Neptun macht die Ex-Geliebte zum Mann
Das letzte Konzert der heurigen „Resonanzen“brachte eine beglückende Wiederentdeckung.
Wohl kein Mensch hat einen größeren Beitrag zu Kunst und Musik (und zum Genpool) in Sachsen geleistet als Kurfürst August der Starke. Kein Fest, für das er nicht Musik vom Feinsten beauftragte. Eines dieser Gebrauchsmusikwerke, geschrieben und gespielt zum Namenstag seines Sohnes Kurprinz Friedrich August – und seitdem nicht wieder –, wurde zum Abschluss der „Resonanzen“im Konzerthaus nach 300 Jahren aus der Versenkung gehoben: „Le nozze di Nettuno e di Teti“von Johann David Heinichen, eine große Orchesterserenade mit Solisten.

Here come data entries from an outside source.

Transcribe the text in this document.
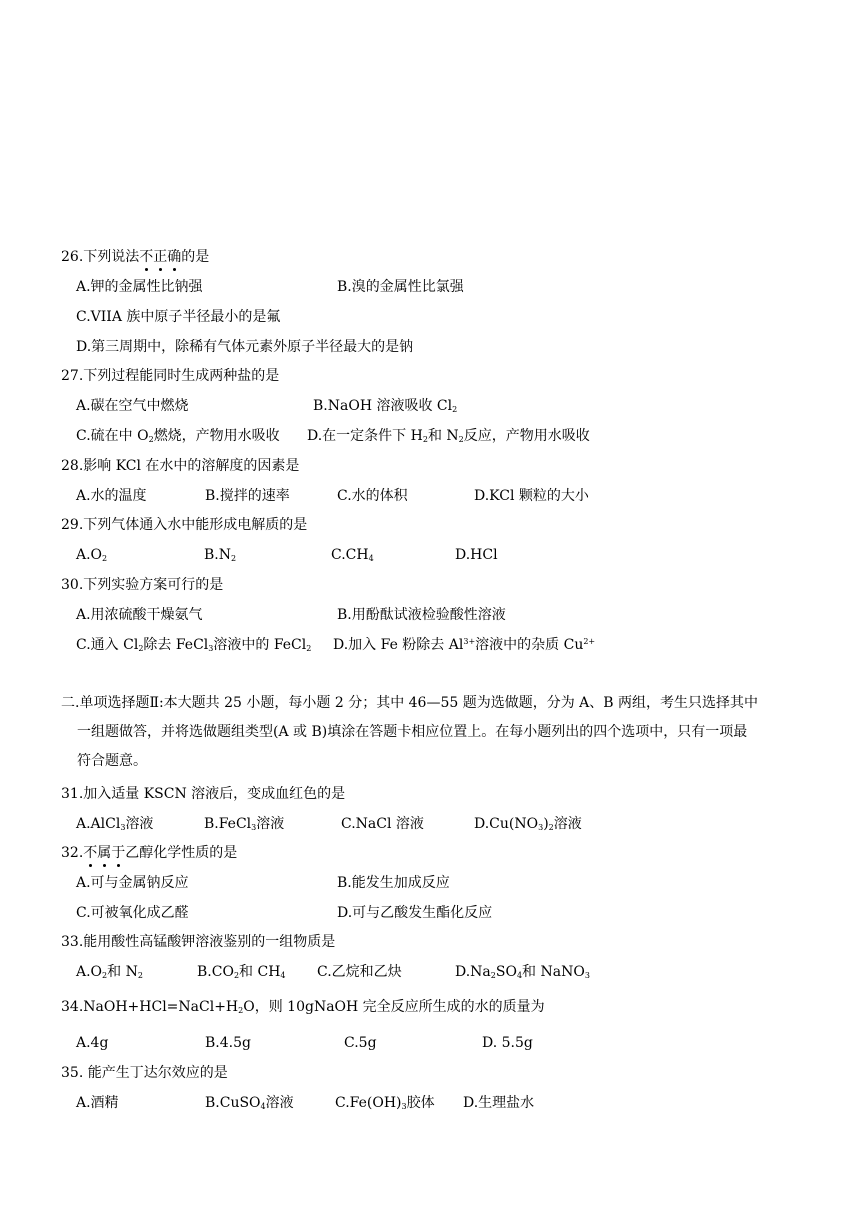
26.下列说法不正确的是
A.钾的金属性比钠强	B.溴的金属性比氯强
C.VIIA 族中原子半径最小的是氟
D.第三周期中，除稀有气体元素外原子半径最大的是钠
27.下列过程能同时生成两种盐的是
A.碳在空气中燃烧	B.NaOH 溶液吸收 $Cl_2$
C.硫在中 $O_2$燃烧，产物用水吸收 D.在一定条件下 $H_2$和 $N_2$反应，产物用水吸收
28.影响 KCl 在水中的溶解度的因素是
A.水的温度	B.搅拌的速率	C.水的体积	D.KCl 颗粒的大小
29.下列气体通入水中能形成电解质的是
$A.O_2$	$B.N_2$	$C.CH_4$	D.HCl
30.下列实验方案可行的是
A.用浓硫酸干燥氨气	B.用酚酞试液检验酸性溶液
C.通入 $Cl_2$除去 FeCl$_3$溶液中的 FeCl$_2$ D.加入 Fe 粉除去 $Al^{3+}$溶液中的杂质 $Cu^{2+}$
二.单项选择题Ⅱ:本大题共 25 小题，每小题 2 分；其中 46—55 题为选做题，分为 A、B 两组，考生只选择其中
一组题做答，并将选做题组类型(A 或 B)填涂在答题卡相应位置上。在每小题列出的四个选项中，只有一项最
符合题意。
31.加入适量 KSCN 溶液后，变成血红色的是
A.AlCl$_3$溶液	B.FeCl$_3$溶液	C.NaCl 溶液	$D.Cu(NO_3)_2$溶液
32.不属于乙醇化学性质的是
A.可与金属钠反应	B.能发生加成反应
C.可被氧化成乙醛	D.可与乙酸发生酯化反应
33.能用酸性高锰酸钾溶液鉴别的一组物质是
$A.O_2$和 $N_2$	$B.CO_2$和 $CH_4$ C.乙烷和乙炔	$D.Na_2SO_4$和 NaNO$_3$
$34.NaOH+HCl=NaCl+H_2O$，则 10gNaOH 完全反应所生成的水的质量为
A.4g	B.4.5g	C.5g	D. 5.5g
35. 能产生丁达尔效应的是
A.酒精	B.CuSO$_4$溶液	$C.Fe(OH)_3$胶体 D.生理盐水
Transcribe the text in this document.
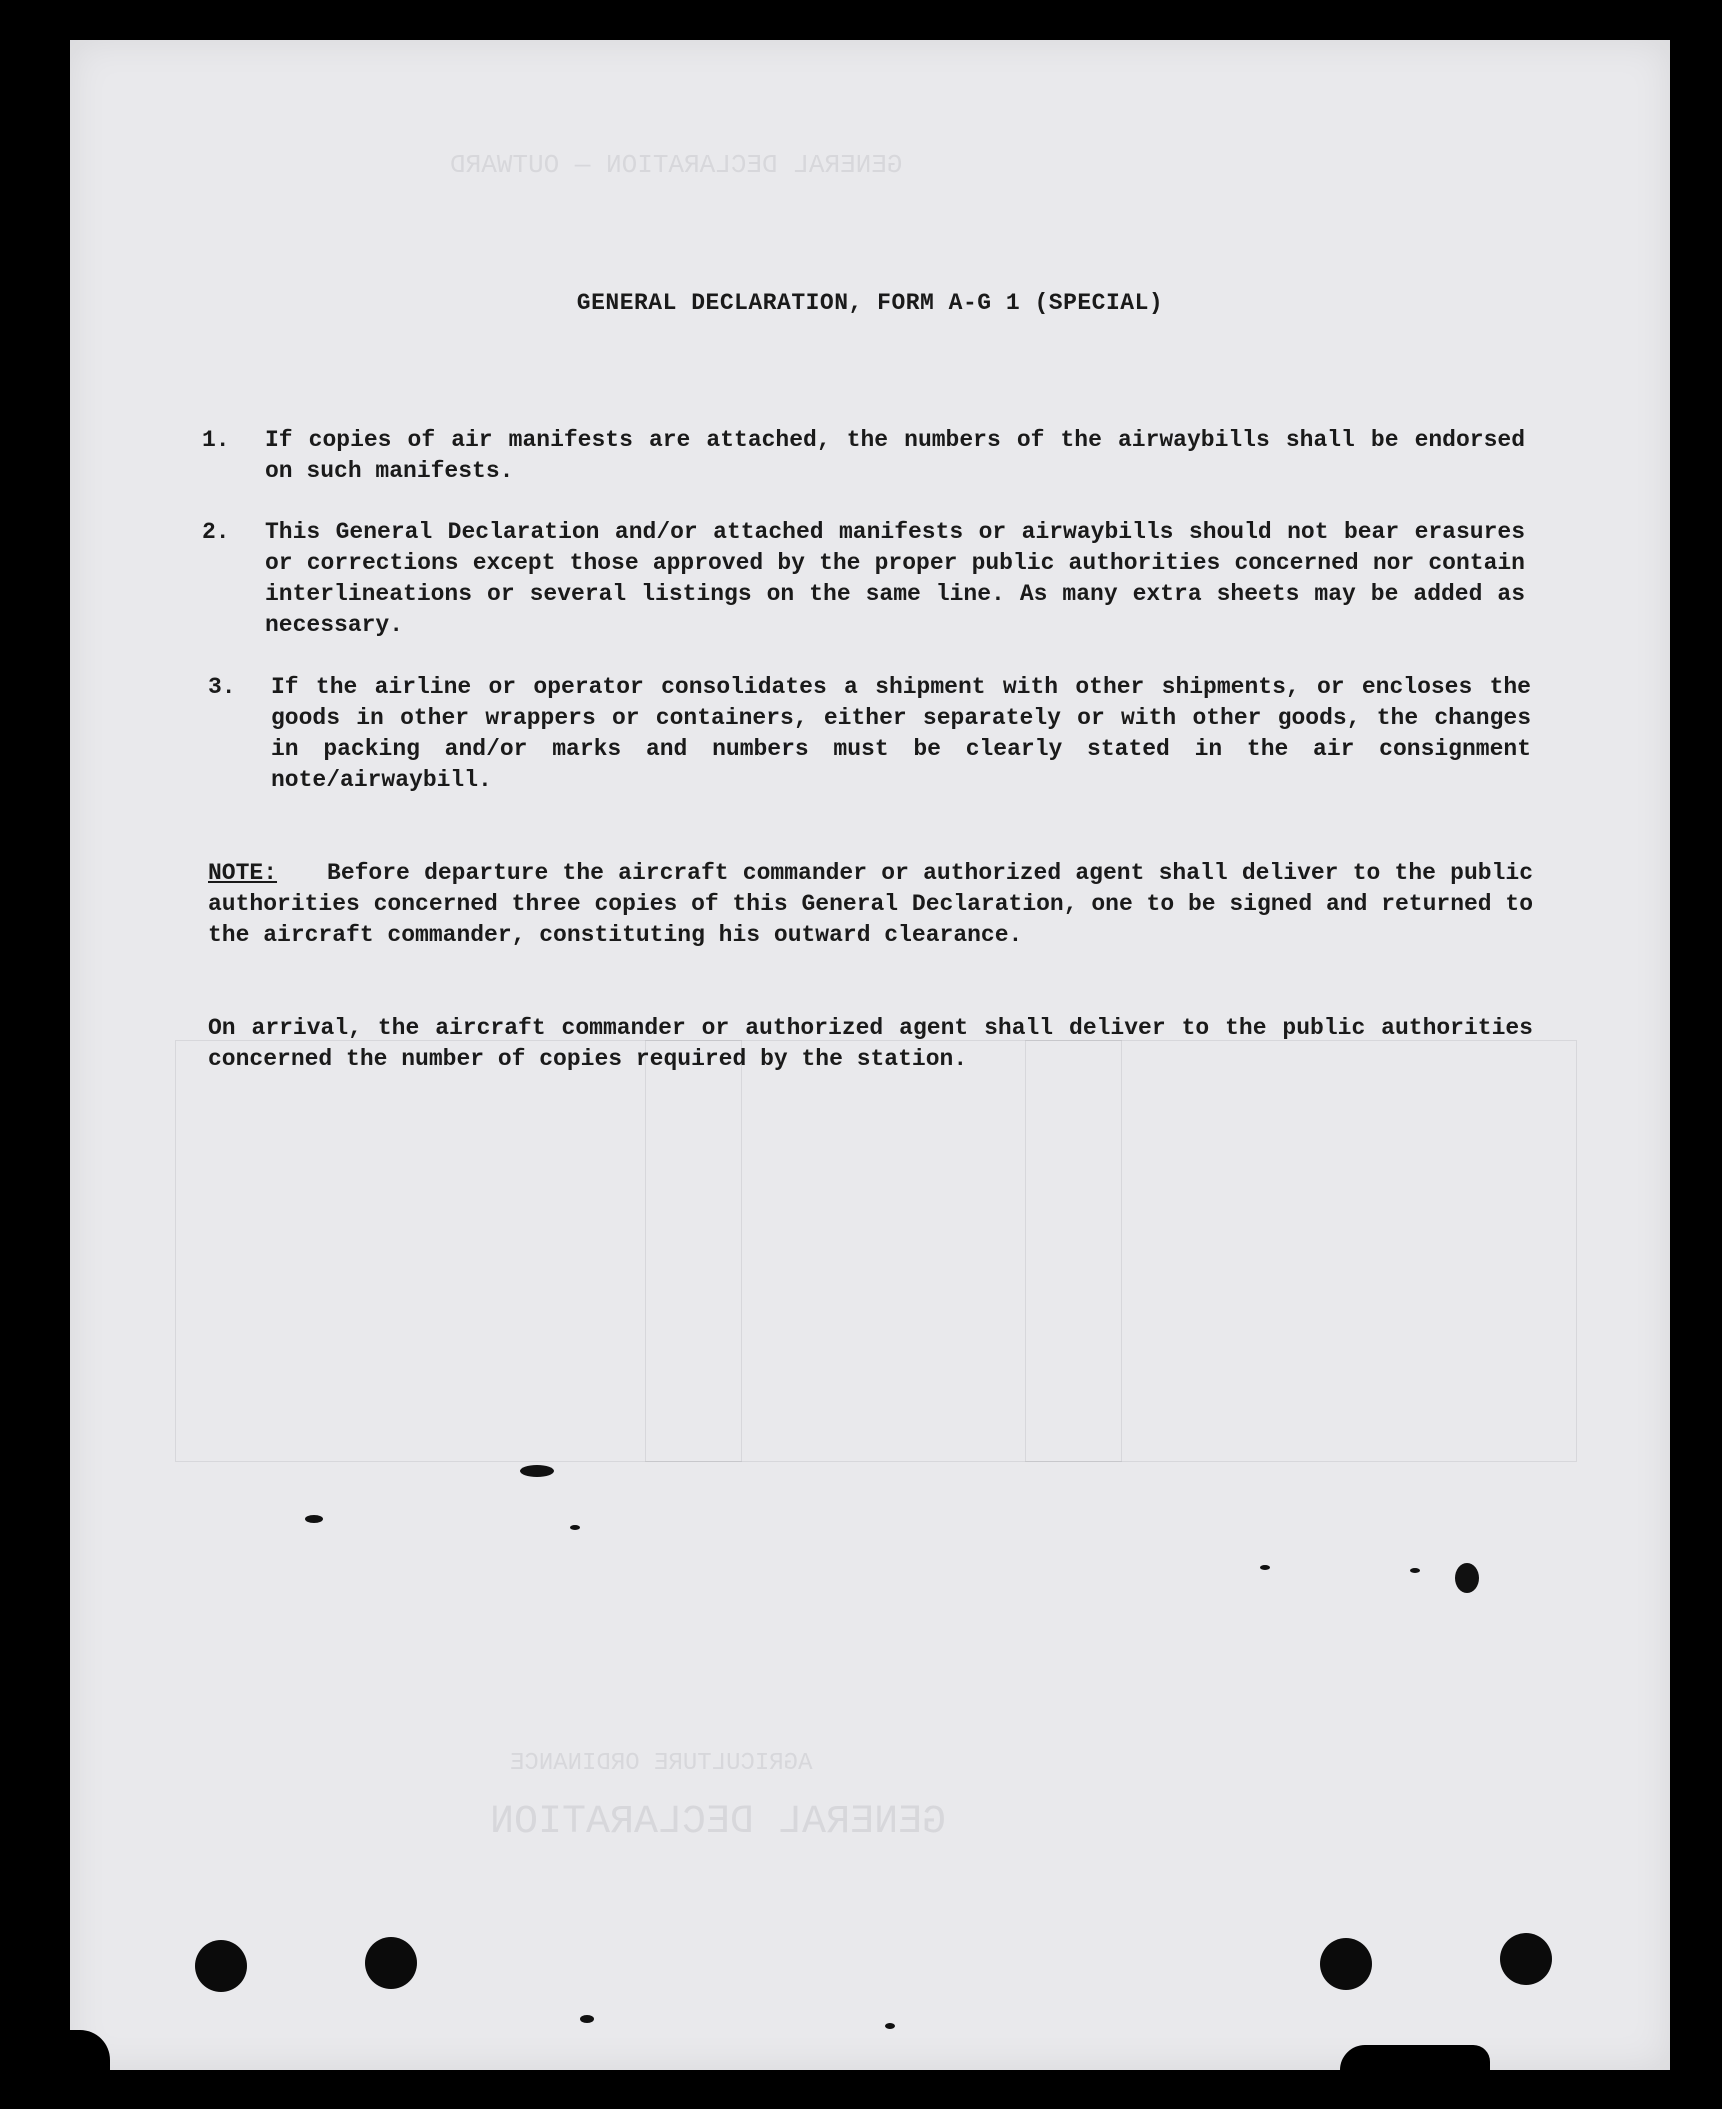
GENERAL DECLARATION — OUTWARD
GENERAL DECLARATION
AGRICULTURE ORDINANCE
GENERAL DECLARATION, FORM A-G 1 (SPECIAL)
1. If copies of air manifests are attached, the numbers of the airwaybills shall be endorsed on such manifests.
2. This General Declaration and/or attached manifests or airwaybills should not bear erasures or corrections except those approved by the proper public authorities concerned nor contain interlineations or several listings on the same line. As many extra sheets may be added as necessary.
3. If the airline or operator consolidates a shipment with other shipments, or encloses the goods in other wrappers or containers, either separately or with other goods, the changes in packing and/or marks and numbers must be clearly stated in the air consignment note/airwaybill.
NOTE: Before departure the aircraft commander or authorized agent shall deliver to the public authorities concerned three copies of this General Declaration, one to be signed and returned to the aircraft commander, constituting his outward clearance.
On arrival, the aircraft commander or authorized agent shall deliver to the public authorities concerned the number of copies required by the station.
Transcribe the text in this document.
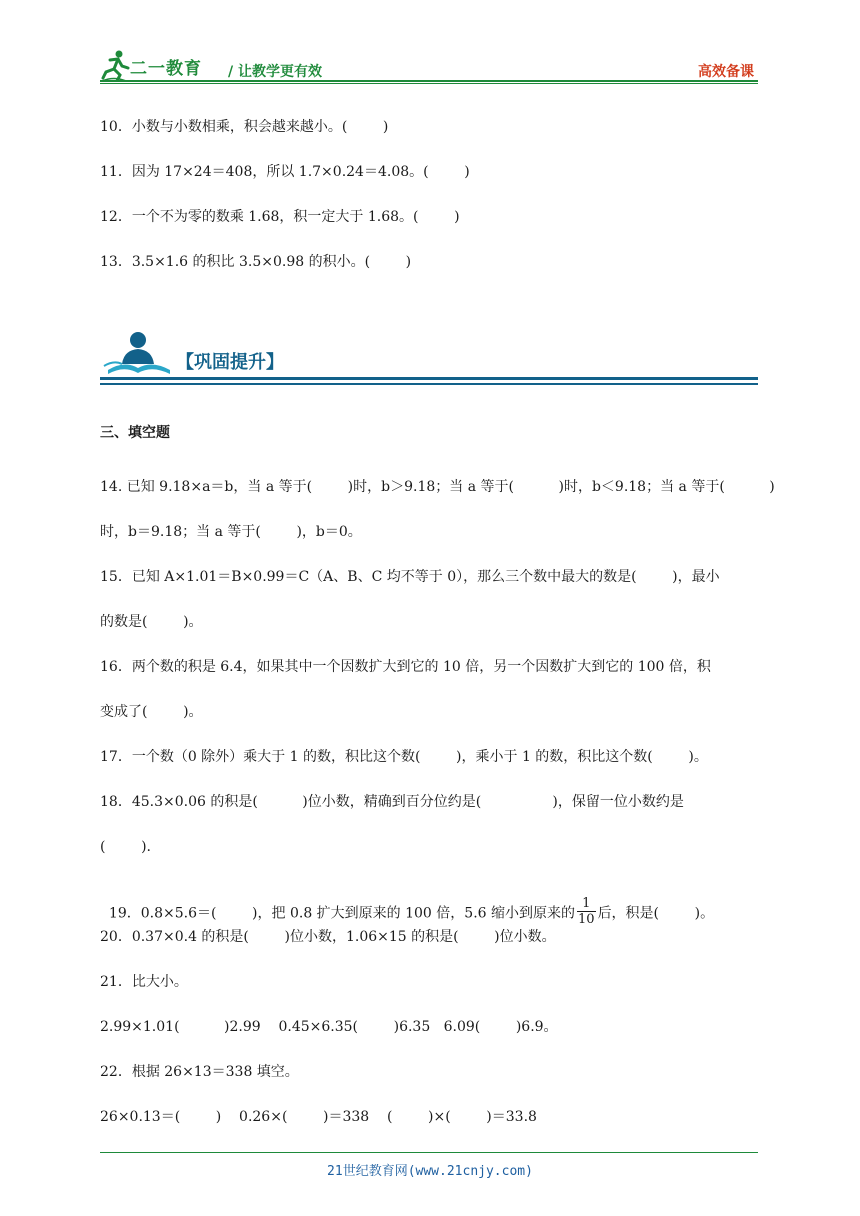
二一教育 / 让教学更有效	高效备课
10．小数与小数相乘，积会越来越小。(        )
11．因为 17×24＝408，所以 1.7×0.24＝4.08。(        )
12．一个不为零的数乘 1.68，积一定大于 1.68。(        )
13．3.5×1.6 的积比 3.5×0.98 的积小。(        )
【巩固提升】
三、填空题
14. 已知 9.18×a＝b，当 a 等于(        )时，b＞9.18；当 a 等于(          )时，b＜9.18；当 a 等于(          )
时，b＝9.18；当 a 等于(        )，b＝0。
15．已知 A×1.01＝B×0.99＝C（A、B、C 均不等于 0），那么三个数中最大的数是(        )，最小
的数是(        )。
16．两个数的积是 6.4，如果其中一个因数扩大到它的 10 倍，另一个因数扩大到它的 100 倍，积
变成了(        )。
17．一个数（0 除外）乘大于 1 的数，积比这个数(        )，乘小于 1 的数，积比这个数(        )。
18．45.3×0.06 的积是(          )位小数，精确到百分位约是(                )，保留一位小数约是
(        ).

19．0.8×5.6＝(        )，把 0.8 扩大到原来的 100 倍，5.6 缩小到原来的 $\frac{1}{10}$ 后，积是(        )。

20．0.37×0.4 的积是(        )位小数，1.06×15 的积是(        )位小数。
21．比大小。
2.99×1.01(          )2.99    0.45×6.35(        )6.35   6.09(        )6.9。
22．根据 26×13＝338 填空。
26×0.13＝(        )    0.26×(        )＝338    (        )×(        )＝33.8
21世纪教育网(www.21cnjy.com)
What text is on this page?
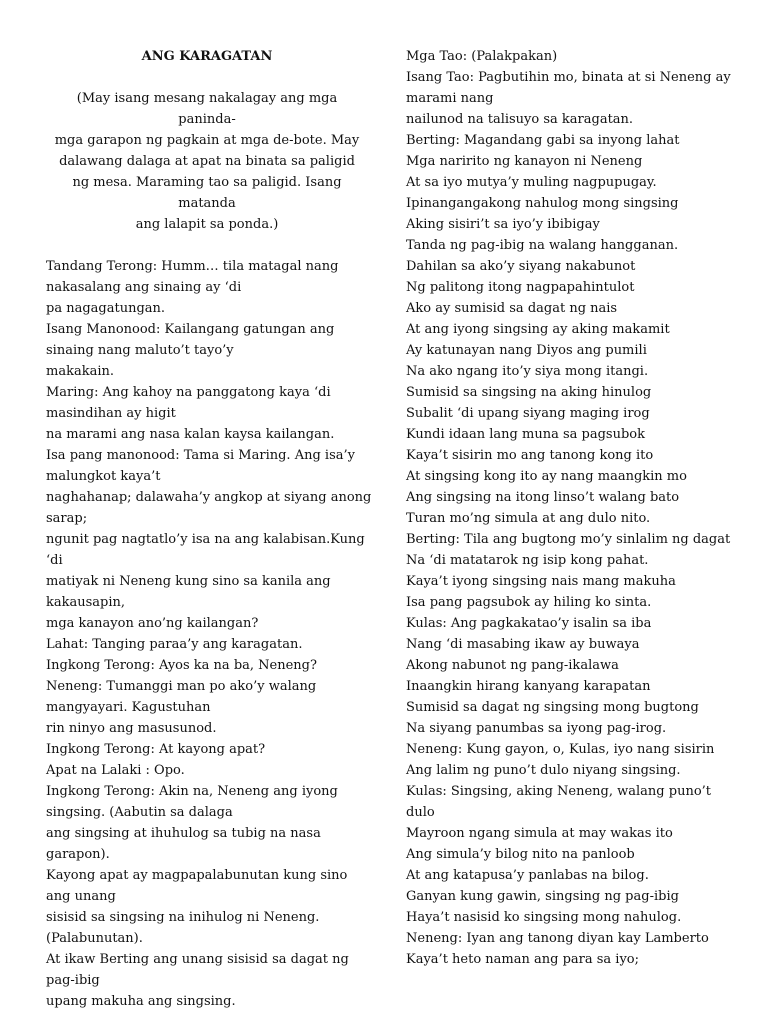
ANG KARAGATAN
(May isang mesang nakalagay ang mga paninda-
mga garapon ng pagkain at mga de-bote. May
dalawang dalaga at apat na binata sa paligid
ng mesa. Maraming tao sa paligid. Isang matanda
ang lalapit sa ponda.)
Tandang Terong: Humm… tila matagal nang
nakasalang ang sinaing ay ‘di
pa nagagatungan.
Isang Manonood: Kailangang gatungan ang
sinaing nang maluto’t tayo’y
makakain.
Maring: Ang kahoy na panggatong kaya ‘di
masindihan ay higit
na marami ang nasa kalan kaysa kailangan.
Isa pang manonood: Tama si Maring. Ang isa’y
malungkot kaya’t
naghahanap; dalawaha’y angkop at siyang anong
sarap;
ngunit pag nagtatlo’y isa na ang kalabisan.Kung
‘di
matiyak ni Neneng kung sino sa kanila ang
kakausapin,
mga kanayon ano’ng kailangan?
Lahat: Tanging paraa’y ang karagatan.
Ingkong Terong: Ayos ka na ba, Neneng?
Neneng: Tumanggi man po ako’y walang
mangyayari. Kagustuhan
rin ninyo ang masusunod.
Ingkong Terong: At kayong apat?
Apat na Lalaki : Opo.
Ingkong Terong: Akin na, Neneng ang iyong
singsing. (Aabutin sa dalaga
ang singsing at ihuhulog sa tubig na nasa
garapon).
Kayong apat ay magpapalabunutan kung sino
ang unang
sisisid sa singsing na inihulog ni Neneng.
(Palabunutan).
At ikaw Berting ang unang sisisid sa dagat ng
pag-ibig
upang makuha ang singsing.
Mga Tao: (Palakpakan)
Isang Tao: Pagbutihin mo, binata at si Neneng ay
marami nang
nailunod na talisuyo sa karagatan.
Berting: Magandang gabi sa inyong lahat
Mga naririto ng kanayon ni Neneng
At sa iyo mutya’y muling nagpupugay.
Ipinangangakong nahulog mong singsing
Aking sisiri’t sa iyo’y ibibigay
Tanda ng pag-ibig na walang hangganan.
Dahilan sa ako’y siyang nakabunot
Ng palitong itong nagpapahintulot
Ako ay sumisid sa dagat ng nais
At ang iyong singsing ay aking makamit
Ay katunayan nang Diyos ang pumili
Na ako ngang ito’y siya mong itangi.
Sumisid sa singsing na aking hinulog
Subalit ‘di upang siyang maging irog
Kundi idaan lang muna sa pagsubok
Kaya’t sisirin mo ang tanong kong ito
At singsing kong ito ay nang maangkin mo
Ang singsing na itong linso’t walang bato
Turan mo’ng simula at ang dulo nito.
Berting: Tila ang bugtong mo’y sinlalim ng dagat
Na ‘di matatarok ng isip kong pahat.
Kaya’t iyong singsing nais mang makuha
Isa pang pagsubok ay hiling ko sinta.
Kulas: Ang pagkakatao’y isalin sa iba
Nang ‘di masabing ikaw ay buwaya
Akong nabunot ng pang-ikalawa
Inaangkin hirang kanyang karapatan
Sumisid sa dagat ng singsing mong bugtong
Na siyang panumbas sa iyong pag-irog.
Neneng: Kung gayon, o, Kulas, iyo nang sisirin
Ang lalim ng puno’t dulo niyang singsing.
Kulas: Singsing, aking Neneng, walang puno’t
dulo
Mayroon ngang simula at may wakas ito
Ang simula’y bilog nito na panloob
At ang katapusa’y panlabas na bilog.
Ganyan kung gawin, singsing ng pag-ibig
Haya’t nasisid ko singsing mong nahulog.
Neneng: Iyan ang tanong diyan kay Lamberto
Kaya’t heto naman ang para sa iyo;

Die Handlung: Neptun will Thetis heiraten. Selbst seine Ex-Geliebte Caenis kann sich damit abfinden, aber die – indiskret besungene – verflossene feurige Liebe ruft die personifizierte Zwietracht auf den Plan, Eifersucht zu wecken. Caenis will weder ihre Liebe verneinen noch dem Eheglück im Weg stehen und bittet Neptun, sie zu einem Mann zu transformieren, da Thetis auf einen solchen nicht eifersüchtig sein müsse. Da Verstehen und Lieben derselben Region im Herzen entspringen, wird der Wunsch akzeptiert, und Caenis geht als Caeneus in die Heldengeschichte ein. Die Eifersucht wird geschasst, nicht ohne die Frage zu hinterlassen, was Treue ohne Möglichkeit zur Untreue wert sein kann. (Richard Strauss‘ „Ägyptische Helena“lässt grüßen.)
Volle, fulminante Stimmen
Das Collegium 1704 unter Václav Luks leistete den archäologischen Liebesdienst prächtig. Ergreifend und quirlig, übermütig, dann schlicht – und alles in gut sitzendem Gewand. Geradezu possierlich die zarte Pizzicato-Begleitung zur Analogie von der Nektar sammelnden Biene. Das Ensemble spielte mit atemberaubender Perfektion, gab sich erst ganz zu Schluss mit kurzen Unsicherheiten als menschlich zu erkennen. Volle, fulminante Stimmen, gut dosierte opernhafte Theatralik und natürliche Durchsetzungskraft zeigten die Sänger, Krystian Adams Tenor beeindruckte mit geradezu Bariton-gleicher Wucht. Auch als Vokalensemble harmonierten die vier vorzüglich. Eine beglückende Wiederentdeckung.